I have also been hearing the rumblings of planes as I lay at home sleepless. Several nights ago the planes continued to fly overhead for at least 10 minutes without stopping. They are preparedness flights, not the real thing. There has been much scoffing at our Prime Minister’s insistence to stand firm concerning Persia. He’s been called a paranoid warmonger and told that the world is tired of hearing him. Our Knesset just opened the winter session and I listened to the opening speeches. The opposition leader (Shelly Yakamovich of Labor for those who follow) mocked him and repeated the worldview to his face. “You have isolated us! We are just a small country and you are making us the fools in the eyes of the world. Everyone else is wrong, and only WE are right,” she mocked him.
I have caught just a glimpse of understanding the heart of God concerning COVENANT. It is not hard to understand, but WE BREAK THEM ALL THE TIME. HIS idea of Covenant is so far above my understanding that I can only bow to it. I have read through my Bible for the past few years with a notebook, particularly for making note of every promise to Abraham, Isaac and Jacob for the inheritance of their descendants to the land of Israel. I knew there were many, but I just didn’t expect to fill a notebook with promises.
My ray of light came during one reading of Gen 24:3-6. This is where Abraham has his servant put his hand under his master’s thigh and swear to find a wife for Isaac among his own people, the descendants of Shem (Noah’s son) and NOT to have him marry a wife from the people of the land of promise, namely from the Canaanites the sons of Noah’s son Ham. This was the son whom Noah cursed (Gen 9:25) Ishmael (AND Esau, by the way) took wives of the sons of Ham. GOD had chosen a seed and the enemy will do everything to rob that seed. GOD had a plan. The enemy had a plan. God still has a plan to work out and so does His (and our) enemy, and the challenge for me is STILL to always take His side and His view and His path, no matter HOW wrong it looks in the sight of the world.

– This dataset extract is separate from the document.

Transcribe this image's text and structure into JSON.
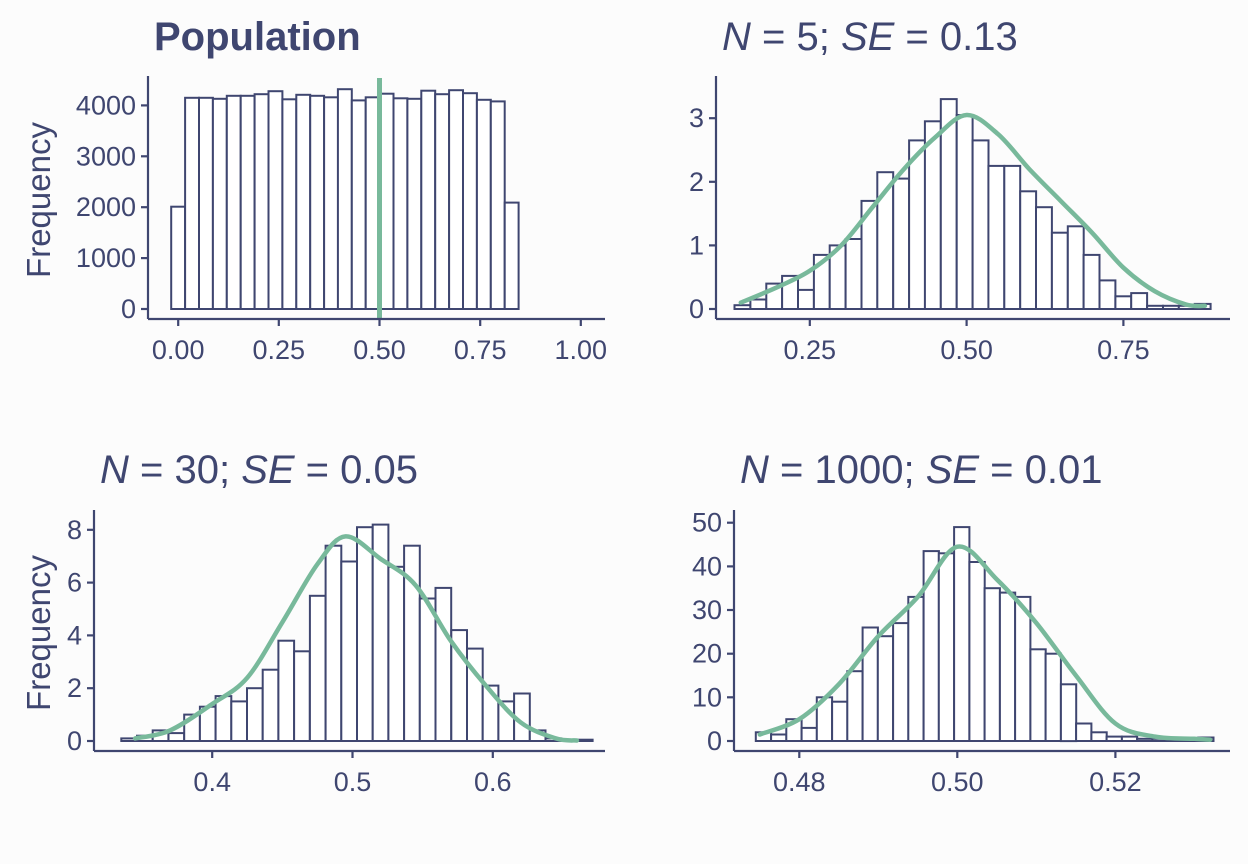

Lord knows I could never do that on my own as the enemy would be oh so quick and happy to take advantage of my imaginative and sometimes extreme fleshly nature. God forbid that I would formulate opinions without the guidance of The Holy Spirit in these deceptive times. HOWEVER, JACOB, WHO HAD HIS PROMISES AND HIS COVENANT, LOOKED WITH HIS FLESH for the expected results when his sons stood up, not in a very compassionate manner, for the Covenant and plan of God.
And Jacob said to Simeon and Levi, Ye have troubled me to make me to stink among the inhabitants of the land, among the Canaanites and the Perizzites: and I being few in number, they shall gather themselves together against me, and slay me; and I shall be destroyed, I and my house.
But that was NOT the result.
And guess what? That is just what the opposition is saying to Netanyahu. This is what the world is saying to Netanyahu. This is what Netanyahu has to stand against. We know that he believes the Old Testament (the Tenach and the Prophets) and studies it both alone, with Knesset members, family members and receives many believers (local and foreign) and values their advice as well. We continue to pray for Him to come through to receiving Messiah. But I’m seeing the responsibility that this man has to take that COVENANT before God and find out how to STAND in opposition to the entire world – mockery from within and without. May we see clearly to stand also with God’s Word by His Spirit.